The play also incorporates elements of Brecht’s ‘breaking of the fourth wall’ and Realism in both the scripted and our class performance of the final scene. As the original script’s stage directions dictate; “they line up diagonally…just like in the first scene. Then the actors break out of their roles and talk in turn about their own experiences.” The original production in 1998 did just this in relation to indigenous actors and their role in the stolen generation. However, for our class performance, students emulated the directions through their experiences in workshopping, characters, researching and performing Stolen.
This simple, stripped back and realist Brechtian ending was the perfect theatrical technique and choice to reflect the plays content and importance of personal connection and emotion, adding and a contemporary spin on Australian theatre. As an audience member, it was incredibly powerful hearing actors talk unscripted and bring a true sense of realism and conviction when recounting their own experience; strengthening the actor-audience relationship through understanding and empathy. One can only imagine the immense power of individuals exposed to the stolen generation and Australia’s dark past, and their re-telling of stories as actors on stage in Stolen. Witnessing our class performances, it was clear Harrison’s intent of emotional connection with the audience and an empowered empathy towards the story and our own traditional and contemporary society.

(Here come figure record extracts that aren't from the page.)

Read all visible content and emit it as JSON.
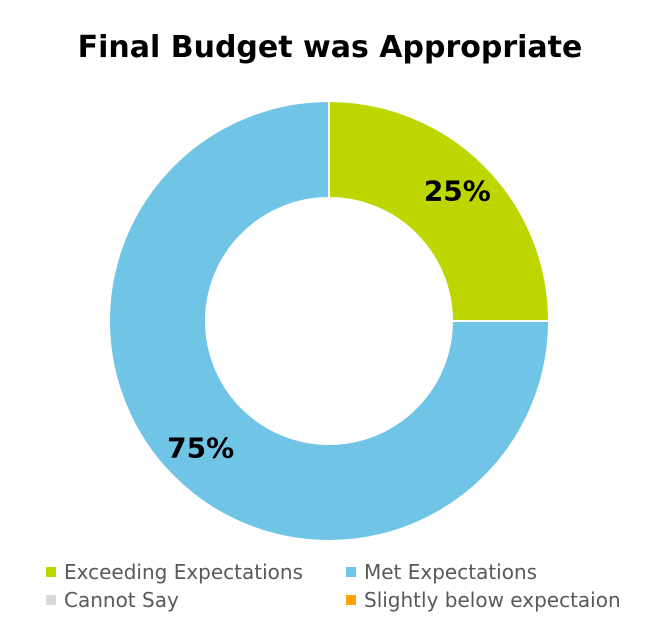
{
  "chart_data": {
    "type": "pie",
    "title": "Final Budget was Appropriate",
    "categories": [
      "Exceeding Expectations",
      "Met Expectations",
      "Cannot Say",
      "Slightly below expectaion"
    ],
    "values": [
      25,
      75,
      0,
      0
    ],
    "data_labels": [
      "25%",
      "75%",
      "",
      ""
    ],
    "colors": [
      "#bdd600",
      "#70c5e6",
      "#d9d9d9",
      "#ffa500"
    ],
    "donut": true,
    "legend_position": "bottom"
  }
}
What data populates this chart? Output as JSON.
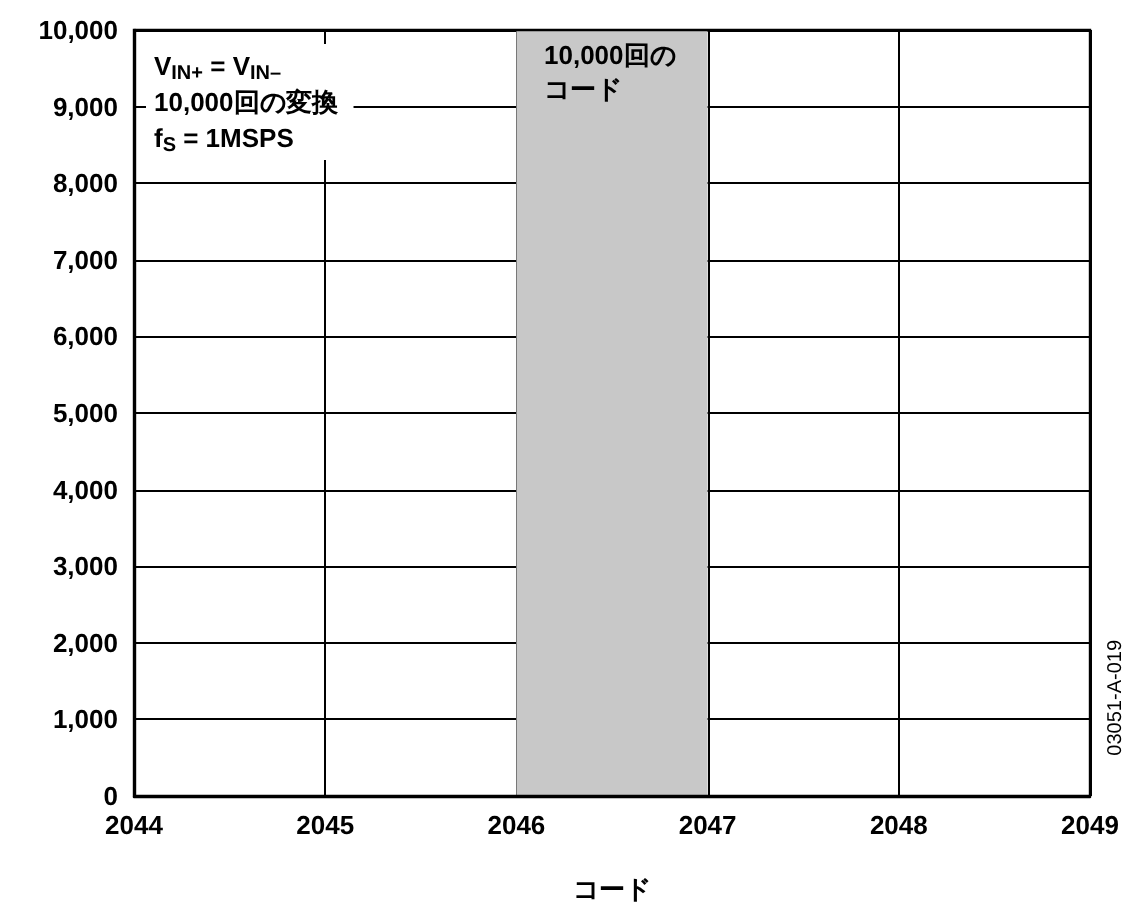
{
  "chart_data": {
    "type": "histogram",
    "xlabel": "コード",
    "bins": [
      2044,
      2045,
      2046,
      2047,
      2048,
      2049
    ],
    "values": [
      0,
      0,
      10000,
      0,
      0
    ],
    "color": "#c8c8c8",
    "xlim": [
      2044,
      2049
    ],
    "xticks": [
      2044,
      2045,
      2046,
      2047,
      2048,
      2049
    ],
    "ylim": [
      0,
      10000
    ],
    "yticks": [
      0,
      {
        "value": 1000,
        "label": "1,000"
      },
      {
        "value": 2000,
        "label": "2,000"
      },
      {
        "value": 3000,
        "label": "3,000"
      },
      {
        "value": 4000,
        "label": "4,000"
      },
      {
        "value": 5000,
        "label": "5,000"
      },
      {
        "value": 6000,
        "label": "6,000"
      },
      {
        "value": 7000,
        "label": "7,000"
      },
      {
        "value": 8000,
        "label": "8,000"
      },
      {
        "value": 9000,
        "label": "9,000"
      },
      {
        "value": 10000,
        "label": "10,000"
      }
    ],
    "grid": true,
    "annotations": [
      "V$_{IN+}$ = V$_{IN–}$\n10,000回の変換\nf$_{S}$ = 1MSPS",
      "10,000回のコード",
      "03051-A-019"
    ]
  }
}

Theatre is simply a mirror to our society; a reflection of our past wrongs and future endeavours with the aim of social comment and audience engagement. Both Cameron’s ‘Ruby Moon’ and Harrison’s ‘Stolen’ address contemporary Australian society content: whether it is the warped world of suburbia or our country’s mistakes, both employ dramatic and theatrical techniques and style to reflect this and strengthen the actor-audience relationship. As Matt Cameron quotes, “theatre exists in the imagination of the beholder…it is not necessarily about the black hat. It is about the blind man in the dark room looking for it.”